While increasing focus on providing treatment and care largely remains on the health system, family members also play an important role in caring for a person with TB. “Community-based interventions need to promote engagement of family carers in supporting persons with TB in families and communities. This is an integral part of community system strengthening for TB response,” says Dr. Sushil Koirala, Country Representative at Noora Health.
Nepal still faces some programmatic gaps and operational issues to end the TB epidemic. Most notably, there is a significant funding gap. The current national strategic plan to end TB is 43 per cent underfunded. A similar gap is in the treatment coverage, which means 40 per cent in DS-TB and 75 per cent in DR-TB. Limited engagement of strategic partners within and beyond the health system also reveals inadequate resources available in TB prevention, treatment, care, and support. Because of resource constraints, there is still a challenge to ensure uninterrupted logistics, medicines, and other essential supplies across the provinces.
Moving forward, firstly, Nepal needs to adapt and institutionalise a multi-sectoral accountability framework that supports effective collaboration and accountability of governments and key stakeholders to end the TB epidemic by 2030. The framework essentially facilitates multisectoral action, mutual accountability, and measurement of progress towards commitments on TB at all levels.

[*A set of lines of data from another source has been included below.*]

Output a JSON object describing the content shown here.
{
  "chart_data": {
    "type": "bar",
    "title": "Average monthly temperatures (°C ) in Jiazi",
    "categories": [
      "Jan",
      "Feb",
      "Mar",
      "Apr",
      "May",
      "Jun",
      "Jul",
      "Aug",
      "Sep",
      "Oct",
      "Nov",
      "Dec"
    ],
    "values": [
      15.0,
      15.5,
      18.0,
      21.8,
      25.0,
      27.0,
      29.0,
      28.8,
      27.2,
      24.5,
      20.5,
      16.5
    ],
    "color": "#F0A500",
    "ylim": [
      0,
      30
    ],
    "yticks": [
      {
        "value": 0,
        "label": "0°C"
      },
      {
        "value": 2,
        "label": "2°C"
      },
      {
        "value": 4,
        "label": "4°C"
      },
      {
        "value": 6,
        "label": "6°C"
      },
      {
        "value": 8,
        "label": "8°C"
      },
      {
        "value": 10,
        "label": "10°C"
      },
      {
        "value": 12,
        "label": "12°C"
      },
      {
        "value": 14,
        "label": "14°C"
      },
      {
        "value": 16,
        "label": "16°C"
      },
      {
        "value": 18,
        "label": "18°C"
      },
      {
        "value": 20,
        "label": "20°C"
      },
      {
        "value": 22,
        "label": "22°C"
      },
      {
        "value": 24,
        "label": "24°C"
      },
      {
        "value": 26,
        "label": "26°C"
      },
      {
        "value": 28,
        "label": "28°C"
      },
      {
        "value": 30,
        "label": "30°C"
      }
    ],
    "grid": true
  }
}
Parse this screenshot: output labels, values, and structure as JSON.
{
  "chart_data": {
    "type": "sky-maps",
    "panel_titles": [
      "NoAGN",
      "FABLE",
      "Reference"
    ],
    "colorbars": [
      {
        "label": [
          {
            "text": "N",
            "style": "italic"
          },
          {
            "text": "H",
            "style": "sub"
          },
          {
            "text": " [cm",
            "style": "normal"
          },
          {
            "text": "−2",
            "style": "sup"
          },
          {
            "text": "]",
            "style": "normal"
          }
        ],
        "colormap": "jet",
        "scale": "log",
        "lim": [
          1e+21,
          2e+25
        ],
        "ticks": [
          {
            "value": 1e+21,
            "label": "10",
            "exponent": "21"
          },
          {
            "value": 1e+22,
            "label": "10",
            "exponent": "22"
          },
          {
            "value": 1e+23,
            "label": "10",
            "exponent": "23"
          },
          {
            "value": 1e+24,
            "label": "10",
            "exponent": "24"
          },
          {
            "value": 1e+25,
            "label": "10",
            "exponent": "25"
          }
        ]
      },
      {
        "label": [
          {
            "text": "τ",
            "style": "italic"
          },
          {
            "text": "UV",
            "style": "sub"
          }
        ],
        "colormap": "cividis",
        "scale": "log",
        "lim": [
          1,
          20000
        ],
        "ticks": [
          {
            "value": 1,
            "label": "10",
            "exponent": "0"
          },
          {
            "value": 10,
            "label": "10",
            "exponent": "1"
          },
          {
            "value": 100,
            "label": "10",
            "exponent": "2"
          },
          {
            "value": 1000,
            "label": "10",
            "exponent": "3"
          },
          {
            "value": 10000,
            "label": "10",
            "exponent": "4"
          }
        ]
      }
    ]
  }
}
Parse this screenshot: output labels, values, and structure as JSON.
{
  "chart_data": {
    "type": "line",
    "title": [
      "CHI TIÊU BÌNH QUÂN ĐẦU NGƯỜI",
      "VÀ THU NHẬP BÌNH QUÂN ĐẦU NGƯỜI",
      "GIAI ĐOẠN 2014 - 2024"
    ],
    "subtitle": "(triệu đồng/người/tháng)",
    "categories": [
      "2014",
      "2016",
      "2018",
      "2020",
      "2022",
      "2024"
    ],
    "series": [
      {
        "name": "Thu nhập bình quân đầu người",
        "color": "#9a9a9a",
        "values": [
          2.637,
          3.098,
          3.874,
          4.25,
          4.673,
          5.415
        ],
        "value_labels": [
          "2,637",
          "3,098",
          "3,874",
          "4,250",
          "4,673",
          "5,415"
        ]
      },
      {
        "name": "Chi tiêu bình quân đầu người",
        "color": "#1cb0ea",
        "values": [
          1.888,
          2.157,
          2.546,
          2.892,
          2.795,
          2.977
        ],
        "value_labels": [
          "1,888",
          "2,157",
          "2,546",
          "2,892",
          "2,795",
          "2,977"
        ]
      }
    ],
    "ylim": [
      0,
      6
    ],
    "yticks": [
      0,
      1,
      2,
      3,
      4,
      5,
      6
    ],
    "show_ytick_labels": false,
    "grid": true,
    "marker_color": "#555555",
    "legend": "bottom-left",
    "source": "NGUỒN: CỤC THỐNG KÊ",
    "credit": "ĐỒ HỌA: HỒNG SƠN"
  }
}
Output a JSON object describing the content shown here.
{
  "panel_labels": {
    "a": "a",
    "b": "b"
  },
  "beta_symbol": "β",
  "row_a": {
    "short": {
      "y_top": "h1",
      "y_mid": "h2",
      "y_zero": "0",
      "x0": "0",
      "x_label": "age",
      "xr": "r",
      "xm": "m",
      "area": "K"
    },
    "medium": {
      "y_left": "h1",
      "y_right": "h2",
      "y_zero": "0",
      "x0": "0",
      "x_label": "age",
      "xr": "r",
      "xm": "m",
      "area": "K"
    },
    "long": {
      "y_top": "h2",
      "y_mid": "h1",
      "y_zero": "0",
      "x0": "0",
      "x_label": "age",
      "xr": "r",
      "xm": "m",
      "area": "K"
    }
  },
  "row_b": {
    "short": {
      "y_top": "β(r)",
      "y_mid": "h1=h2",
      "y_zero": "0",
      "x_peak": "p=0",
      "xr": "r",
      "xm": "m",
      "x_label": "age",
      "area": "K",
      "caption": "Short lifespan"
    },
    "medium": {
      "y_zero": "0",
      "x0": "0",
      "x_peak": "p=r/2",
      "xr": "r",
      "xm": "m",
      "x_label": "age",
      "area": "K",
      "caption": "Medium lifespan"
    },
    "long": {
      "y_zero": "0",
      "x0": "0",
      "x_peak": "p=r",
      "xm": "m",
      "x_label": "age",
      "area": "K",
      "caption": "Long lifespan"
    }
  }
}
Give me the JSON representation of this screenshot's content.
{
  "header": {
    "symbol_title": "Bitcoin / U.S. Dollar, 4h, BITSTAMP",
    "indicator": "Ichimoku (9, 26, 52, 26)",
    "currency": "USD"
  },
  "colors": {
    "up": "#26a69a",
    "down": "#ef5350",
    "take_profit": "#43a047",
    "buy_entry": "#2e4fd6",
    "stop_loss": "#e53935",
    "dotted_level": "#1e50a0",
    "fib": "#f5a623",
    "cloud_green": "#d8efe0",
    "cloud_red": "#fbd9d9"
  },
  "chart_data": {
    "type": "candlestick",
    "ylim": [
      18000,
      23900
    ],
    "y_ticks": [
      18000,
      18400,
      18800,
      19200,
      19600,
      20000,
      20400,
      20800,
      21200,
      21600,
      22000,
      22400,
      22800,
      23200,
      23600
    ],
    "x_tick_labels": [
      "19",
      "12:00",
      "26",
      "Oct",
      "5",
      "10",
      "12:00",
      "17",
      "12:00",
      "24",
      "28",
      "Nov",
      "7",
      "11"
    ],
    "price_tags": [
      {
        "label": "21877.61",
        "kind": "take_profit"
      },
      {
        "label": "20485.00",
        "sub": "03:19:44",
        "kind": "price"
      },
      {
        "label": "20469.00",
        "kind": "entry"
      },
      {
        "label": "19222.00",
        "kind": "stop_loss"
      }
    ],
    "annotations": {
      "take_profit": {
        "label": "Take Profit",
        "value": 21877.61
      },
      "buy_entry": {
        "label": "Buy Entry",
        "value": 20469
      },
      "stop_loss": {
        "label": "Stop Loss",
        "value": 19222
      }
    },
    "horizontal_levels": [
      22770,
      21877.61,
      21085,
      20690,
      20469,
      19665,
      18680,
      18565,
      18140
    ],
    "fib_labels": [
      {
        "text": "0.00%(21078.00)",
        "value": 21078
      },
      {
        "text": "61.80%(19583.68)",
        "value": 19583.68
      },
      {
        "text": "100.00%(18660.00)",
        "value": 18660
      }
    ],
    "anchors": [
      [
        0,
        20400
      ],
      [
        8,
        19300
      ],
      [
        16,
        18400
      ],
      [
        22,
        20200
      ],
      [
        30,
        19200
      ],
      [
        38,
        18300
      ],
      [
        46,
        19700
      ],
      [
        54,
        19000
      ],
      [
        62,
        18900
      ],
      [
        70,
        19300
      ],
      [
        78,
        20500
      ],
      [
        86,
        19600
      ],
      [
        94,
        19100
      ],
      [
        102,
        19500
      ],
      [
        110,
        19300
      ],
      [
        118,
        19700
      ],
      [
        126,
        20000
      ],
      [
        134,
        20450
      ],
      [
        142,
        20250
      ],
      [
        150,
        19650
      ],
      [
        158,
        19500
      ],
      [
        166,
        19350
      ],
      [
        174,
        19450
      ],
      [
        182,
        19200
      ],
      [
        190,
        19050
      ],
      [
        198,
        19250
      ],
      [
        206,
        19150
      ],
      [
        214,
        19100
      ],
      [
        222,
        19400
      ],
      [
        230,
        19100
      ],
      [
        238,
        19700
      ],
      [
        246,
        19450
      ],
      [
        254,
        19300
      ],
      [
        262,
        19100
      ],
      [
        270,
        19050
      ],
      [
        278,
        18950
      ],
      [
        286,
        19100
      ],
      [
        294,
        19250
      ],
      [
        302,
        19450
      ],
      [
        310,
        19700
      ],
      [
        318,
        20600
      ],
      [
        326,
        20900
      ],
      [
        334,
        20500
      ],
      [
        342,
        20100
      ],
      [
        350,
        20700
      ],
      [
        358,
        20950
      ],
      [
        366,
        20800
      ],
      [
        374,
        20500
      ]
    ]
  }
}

Though there are initial discussions about this framework, NTCC needs to urgently take the lead in facilitating this process in coordination with key stakeholders within the health sector and beyond. Secondly, socio-cultural, economic, and political dimensions of TB must be addressed in scaling up the TB-free initiative at the local level. Thirdly, integration of services such as HIV, nutrition, mental health, and maternal and child health along with social and financial systems will greatly contribute to the sustainability of the national TB response.
(Bhandari is a health policy analyst interested in anthropology.)